We’re at St. Petersburg. After a nice night’s (or is it day?!?!) rest we prepared for a days walking. The bed and breakfast called “Agora” is on the sixth floor of a relatively non-descript building. You wouldn’t even know it was a B&B unless you went in. The owner is helping establish the Anglican church in St. Petersburg. We had nice rooms and had a delightful breakfast of porridge, toast, and french press coffee.
St. Petersburg has a number of rivers. Its a moderate climate due to its proximity to water. I never got my bearings but we stayed on the south part of this map. North of the big river are other cities.
Our guide, Tamara, said that this is a fence that men would come to visit. It was around the Summer Garden, which we didn’t get to go into, but was full of stautues. Tamara is a 73 yr old retired history teacher. We all had a hard time keeping up with her:), but she gave us lots of good and interesting information.
Here is a view of Our Savior on the Spilled Blood with the edge of the 1917/18 revolution memorial. It is called Spilled blood because one of the Alexander (II?) died there. His son built the church in the russian style on the same location. St. Petersburg is bizzare because they emulated or imported italian, baroque, french and other styles. They emulated and weren’t afraid to put mixed styles on the same block. The Russian style really didn’t develop until the 18th century.
This is the famous St. Peter’s Lutheran that got turned into a swimming pool during Communism. The Germans have restored it somewhat.
Here is a picture of it originally.
Now… to the Hermitage. The closest thing to the Hermitage is the Louvre. It was the Winter Palace commissioned by Peter but he didn’t get to use it. Later Catherine turned it into a private gallery and museum, adding many buildings.
They love their guilding. Gold everywhere and use of many mirrors.
Our guide says this is a sacred room. It is the history of the generals. The green squares are for the ones who died in the battles before their pictures were painted.
Here is the main throne for the palace.
The main appeal of the Hermitage is the collection.
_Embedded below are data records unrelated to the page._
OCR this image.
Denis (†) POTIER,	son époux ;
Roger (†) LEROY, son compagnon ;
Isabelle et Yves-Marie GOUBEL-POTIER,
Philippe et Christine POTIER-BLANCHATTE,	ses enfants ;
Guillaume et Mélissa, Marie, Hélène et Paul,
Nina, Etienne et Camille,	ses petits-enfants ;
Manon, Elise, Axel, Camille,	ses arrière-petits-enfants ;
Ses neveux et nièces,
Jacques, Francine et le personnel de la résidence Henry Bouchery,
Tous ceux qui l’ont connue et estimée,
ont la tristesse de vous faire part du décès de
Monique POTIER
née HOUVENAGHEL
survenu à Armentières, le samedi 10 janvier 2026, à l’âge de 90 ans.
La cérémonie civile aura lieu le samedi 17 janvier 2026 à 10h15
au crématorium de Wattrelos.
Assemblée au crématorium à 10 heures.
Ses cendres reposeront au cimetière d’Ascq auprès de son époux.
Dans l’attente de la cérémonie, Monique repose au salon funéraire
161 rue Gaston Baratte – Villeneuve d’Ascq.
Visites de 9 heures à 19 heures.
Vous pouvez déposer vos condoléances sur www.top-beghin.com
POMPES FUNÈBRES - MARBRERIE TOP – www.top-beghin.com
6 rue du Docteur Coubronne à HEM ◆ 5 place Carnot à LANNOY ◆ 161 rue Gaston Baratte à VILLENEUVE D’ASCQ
We barely skimmed it (just like the Louvre.) Here’s a sampling of what we saw.
Stairwells, hallways, and the name plate.
Peter extending his hand over the territory.
This is St. isaac which seats 12,000. We didn’t go in.
After stopping back at the B&B, we had a brief panic that our flight would be in 1:30. It turned out to be in 2:30 and thank goodness for that. There was a major traffic jam. We drove around it by a couple methods but in the end it was the only way. Our driver was fantastic. We went off-road following delivery trucks also trying to make it to the airport. Quite a few people gave up on the traffic and just parked. After a fun security check, we made it to the gate five minutes after the flight was supposed to leave. Thankfully the flight boarded late and left late. It was a simple four hour flight in a little plane that seats 150 with a three hour time change.
Novosibirsk airport is very modern in comparison to St. Petersburg. We arrived at 3 a.m., picked up our luggage, and made the hour drive to the flat we’re staying here. (We’re staying in Prof. Ludwig’s flat who has been in Ft. Wayne this last semester.) It’s a comfy place in the “projects” where normal people live. We went to bed.